Joel picture Joel · Oct 3, 2010 · Viewed 11.4k times · Source

I need to be able to recognise date strings. It doesn't matter if I can not distinguish between month and date (e.g. 12/12/10), I just need to classify the string as being a date, rather than converting it to a Date object. So, this is really a classification rather than parsing problem.

I will have pieces of text such as:

"bla bla bla bla 12 Jan 09 bla bla bla 01/04/10 bla bla bla"

and I need to be able to recognise the start and end boundary for each date string within.

I was wondering if anyone knew of any java libraries that can do this. My google-fu hasn't come up with anything so far.

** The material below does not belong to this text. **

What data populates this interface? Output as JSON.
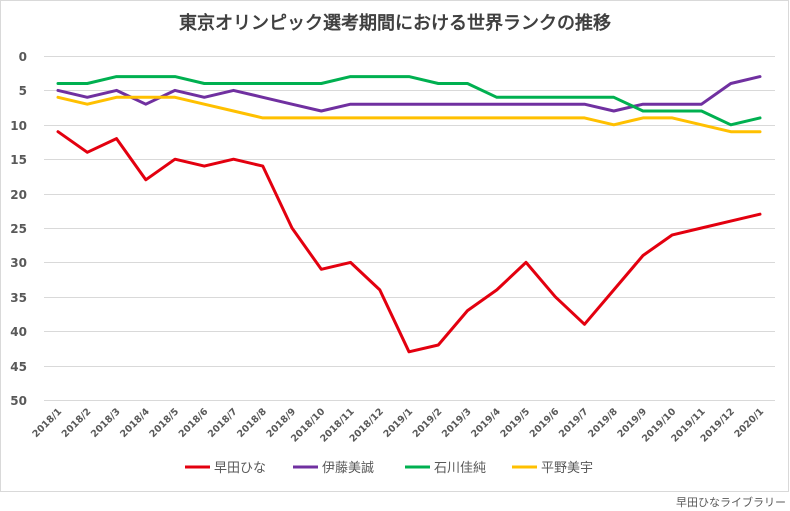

UPDATE: I need to be able to recognise the widest possible set of ways of representing a dates. Of course the naive solution might be to write an if statement for every conceivable format, but a pattern recognition approach, with a trained model, is ideally what I'm after.

Answer

Bozho picture Bozho · Oct 19, 2010

You can loop all available date formats in Java:

for (Locale locale : DateFormat.getAvailableLocales()) {
    for (int style =  DateFormat.FULL; style <= DateFormat.SHORT; style ++) {
        DateFormat df = DateFormat.getDateInstance(style, locale);
        try {
                df.parse(dateString);
                // either return "true", or return the Date obtained Date object
        } catch (ParseException ex) {
            continue; // unperasable, try the next one
        }
    }
}

This however won't account for any custom date formats.